Est-ce que les mouches piquent vraiment ?
Dans l'immense majorité des cas, non. La mouche domestique, la plus fréquente chez nous, n'a pas d'appareil pour percer la peau : elle se contente de laper les surfaces. Quand on se fait « piquer par une mouche », c'est qu'on a affaire à une espèce hématophage, qui se nourrit de sang. Techniquement, elle mord plutôt qu'elle ne pique — mais l'usage a retenu « piqûre de mouche ». Détail utile : contrairement au moustique, où seule la femelle pique, chez ces mouches mâles et femelles peuvent mordre.
Quelles mouches piquent en France ?
| Espèce | À quoi elle ressemble | Où on la croise | Sa piqûre |
|---|---|---|---|
| Stomoxe (mouche charbonneuse / des étables) | Quasi identique à la mouche domestique, trompe pointue vers l'avant | Étables, écuries, maisons proches d'animaux, certains littoraux | Douloureuse, souvent aux jambes et chevilles |
| Taon | Gros (1 à 2,5 cm), gros yeux souvent colorés | Extérieur l'été, près du bétail et des points d'eau | Très douloureuse (la femelle cisaille la peau) |
| Mouche noire (simulie) | Petite, noire, trapue | Près des cours d'eau, en montagne, au printemps | Morsure qui démange longtemps et gonfle |
| Mouche tsé-tsé | — | Afrique subsaharienne uniquement (pas en France) | Grave là-bas ; sans objet en métropole |
Beaucoup de recherches associent ces morsures à une « petite mouche noire qui pique » : selon le contexte, il s'agit le plus souvent d'une simulie (près de l'eau) ou d'un stomoxe (près des animaux).
La mouche charbonneuse (stomoxe), la plus courante
C'est la principale « mouche qui pique » de nos habitations.
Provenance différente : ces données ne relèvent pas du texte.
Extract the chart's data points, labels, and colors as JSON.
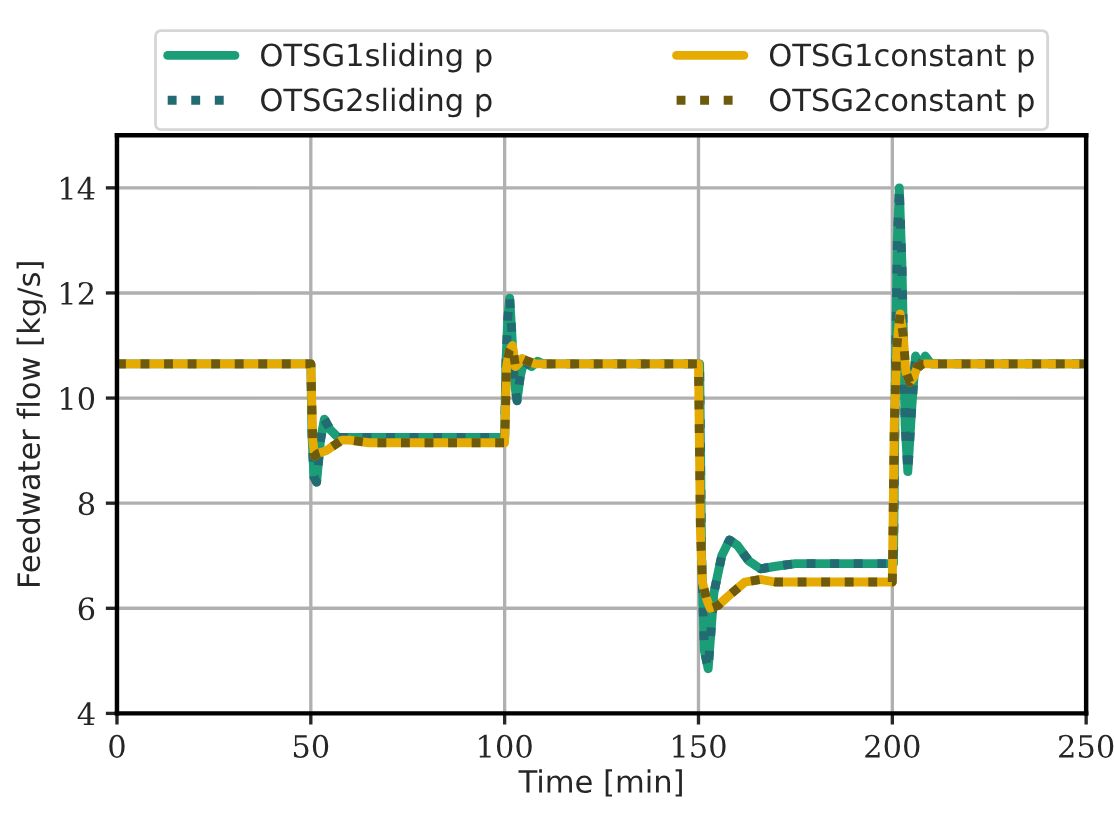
{
  "chart_data": {
    "type": "line",
    "xlabel": "Time [min]",
    "ylabel": "Feedwater flow [kg/s]",
    "xlim": [
      0,
      250
    ],
    "xticks": [
      0,
      50,
      100,
      150,
      200,
      250
    ],
    "ylim": [
      4,
      15
    ],
    "yticks": [
      4,
      6,
      8,
      10,
      12,
      14
    ],
    "grid": true,
    "legend": "top",
    "marker": "none",
    "series": [
      {
        "name": "OTSG1sliding p",
        "color": "#1b9e77",
        "line_style": "solid",
        "x": [
          0,
          50,
          50.3,
          50.8,
          51.5,
          52.5,
          53.5,
          55,
          57,
          60,
          70,
          100,
          100.3,
          100.8,
          101.3,
          101.8,
          102.5,
          103.2,
          104,
          105,
          107,
          108.5,
          110,
          120,
          150,
          150.3,
          150.8,
          151.5,
          152.5,
          154,
          156,
          158,
          160,
          163,
          166,
          170,
          175,
          180,
          200,
          200.3,
          200.8,
          201.3,
          201.8,
          202.5,
          203.3,
          204,
          205,
          206,
          207,
          208.5,
          210,
          220,
          250
        ],
        "values": [
          10.65,
          10.65,
          9.3,
          8.5,
          8.4,
          9.2,
          9.6,
          9.4,
          9.25,
          9.25,
          9.25,
          9.25,
          10.6,
          11.5,
          11.9,
          11.3,
          10.3,
          9.95,
          10.4,
          10.7,
          10.6,
          10.7,
          10.65,
          10.65,
          10.65,
          10.65,
          7.0,
          5.2,
          4.85,
          6.3,
          7.0,
          7.3,
          7.2,
          6.9,
          6.75,
          6.8,
          6.85,
          6.85,
          6.85,
          6.85,
          10.5,
          13.0,
          14.0,
          12.5,
          9.5,
          8.6,
          9.8,
          10.8,
          10.6,
          10.8,
          10.65,
          10.65,
          10.65
        ]
      },
      {
        "name": "OTSG2sliding p",
        "color": "#236b72",
        "line_style": "dotted",
        "x": [
          0,
          50,
          50.3,
          50.8,
          51.5,
          52.5,
          53.5,
          55,
          57,
          60,
          70,
          100,
          100.3,
          100.8,
          101.3,
          101.8,
          102.5,
          103.2,
          104,
          105,
          107,
          108.5,
          110,
          120,
          150,
          150.3,
          150.8,
          151.5,
          152.5,
          154,
          156,
          158,
          160,
          163,
          166,
          170,
          175,
          180,
          200,
          200.3,
          200.8,
          201.3,
          201.8,
          202.5,
          203.3,
          204,
          205,
          206,
          207,
          208.5,
          210,
          220,
          250
        ],
        "values": [
          10.65,
          10.65,
          9.3,
          8.5,
          8.4,
          9.2,
          9.6,
          9.4,
          9.25,
          9.25,
          9.25,
          9.25,
          10.6,
          11.5,
          11.9,
          11.3,
          10.3,
          9.95,
          10.4,
          10.7,
          10.6,
          10.7,
          10.65,
          10.65,
          10.65,
          10.65,
          7.0,
          5.2,
          4.85,
          6.3,
          7.0,
          7.3,
          7.2,
          6.9,
          6.75,
          6.8,
          6.85,
          6.85,
          6.85,
          6.85,
          10.5,
          13.0,
          14.0,
          12.5,
          9.5,
          8.6,
          9.8,
          10.8,
          10.6,
          10.8,
          10.65,
          10.65,
          10.65
        ]
      },
      {
        "name": "OTSG1constant p",
        "color": "#e6ab02",
        "line_style": "solid",
        "x": [
          0,
          50,
          50.5,
          51,
          52,
          54,
          56,
          58,
          60,
          65,
          70,
          100,
          100.5,
          101.2,
          102,
          102.8,
          103.5,
          104.5,
          106,
          108,
          110,
          150,
          150.5,
          151,
          152,
          153,
          155,
          158,
          162,
          166,
          170,
          175,
          180,
          200,
          200.5,
          201.2,
          202,
          202.8,
          203.5,
          204.5,
          205.5,
          206.5,
          208,
          210,
          250
        ],
        "values": [
          10.65,
          10.65,
          9.2,
          8.9,
          8.95,
          9.0,
          9.1,
          9.2,
          9.2,
          9.15,
          9.15,
          9.15,
          10.6,
          10.9,
          11.0,
          10.6,
          10.65,
          10.75,
          10.7,
          10.65,
          10.65,
          10.65,
          7.5,
          6.5,
          6.2,
          6.0,
          6.05,
          6.25,
          6.5,
          6.55,
          6.5,
          6.5,
          6.5,
          6.5,
          9.5,
          11.0,
          11.6,
          11.2,
          10.5,
          10.3,
          10.4,
          10.6,
          10.65,
          10.65,
          10.65
        ]
      },
      {
        "name": "OTSG2constant p",
        "color": "#6e5a0c",
        "line_style": "dotted",
        "x": [
          0,
          50,
          50.5,
          51,
          52,
          54,
          56,
          58,
          60,
          65,
          70,
          100,
          100.5,
          101.2,
          102,
          102.8,
          103.5,
          104.5,
          106,
          108,
          110,
          150,
          150.5,
          151,
          152,
          153,
          155,
          158,
          162,
          166,
          170,
          175,
          180,
          200,
          200.5,
          201.2,
          202,
          202.8,
          203.5,
          204.5,
          205.5,
          206.5,
          208,
          210,
          250
        ],
        "values": [
          10.65,
          10.65,
          9.2,
          8.9,
          8.95,
          9.0,
          9.1,
          9.2,
          9.2,
          9.15,
          9.15,
          9.15,
          10.6,
          10.9,
          11.0,
          10.6,
          10.65,
          10.75,
          10.7,
          10.65,
          10.65,
          10.65,
          7.5,
          6.5,
          6.2,
          6.0,
          6.05,
          6.25,
          6.5,
          6.55,
          6.5,
          6.5,
          6.5,
          6.5,
          9.5,
          11.0,
          11.6,
          11.2,
          10.5,
          10.3,
          10.4,
          10.6,
          10.65,
          10.65,
          10.65
        ]
      }
    ]
  }
}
Le stomoxe (Stomoxys calcitrans) ressemble à s'y méprendre à la mouche domestique, mais il porte une trompe rigide et pointue dirigée vers l'avant, avec laquelle il pique pour se gorger de sang. On la trouve surtout près des animaux (étables, écuries, chenils) et dans les maisons proches, parfois en nombre sur certains littoraux. Sa piqûre, vive, vise souvent les jambes et les chevilles. Sur l'île de La Réunion, on l'appelle couramment « mouche charbon ».
Reconnaître une piqûre de mouche
La piqûre d'une mouche hématophage se manifeste par une douleur vive et soudaine, comme un pincement, suivie d'un point rouge, parfois d'un petit bouton et de démangeaisons. Elle se distingue de la piqûre de moustique, généralement indolore sur le moment et surtout marquée par une cloque qui démange ensuite. Pour le détail des piqûres de moustique, voir notre guide piqûre de moustique.
Est-ce dangereux ?
En France, le risque est le plus souvent limité à une douleur et une réaction locale : rougeur, gonflement modéré, démangeaison. Une réaction allergique plus marquée est possible mais rare, et la transmission de maladies à l'humain reste exceptionnelle sous nos climats. Chez les animaux, en revanche, les piqûres répétées de stomoxes ou de taons peuvent être réellement éprouvantes. Surveillez une piqûre qui s'étend, devient très douloureuse ou s'accompagne de fièvre.
Comment soulager une piqûre de mouche
- Nettoyer la zone à l'eau et au savon doux.
- Appliquer du froid (glaçon dans un linge) 5 à 10 minutes pour calmer douleur et gonflement.
- Ne pas gratter : le grattage favorise la surinfection.
- En cas de démangeaison, une crème apaisante ou un antihistaminique peut aider.
- Consulter si la réaction s'étend, persiste ou s'infecte.
Éviter les piqûres et réduire les mouches
La prévention combine protection individuelle et réduction de la population. Posez des moustiquaires aux ouvertures, couvrez-vous dans les zones à risque (près du bétail, des cours d'eau, en montagne l'été), et utilisez un répulsif adapté. Réduire le nombre de mouches autour de l'habitation limite mécaniquement les piqûres : voir nos guides anti-mouche et répulsif mouche, et supprimez les foyers de reproduction (déchets, matière organique repérable aux larves). En cas d'invasion persistante liée à un élevage ou un foyer proche, un professionnel peut intervenir.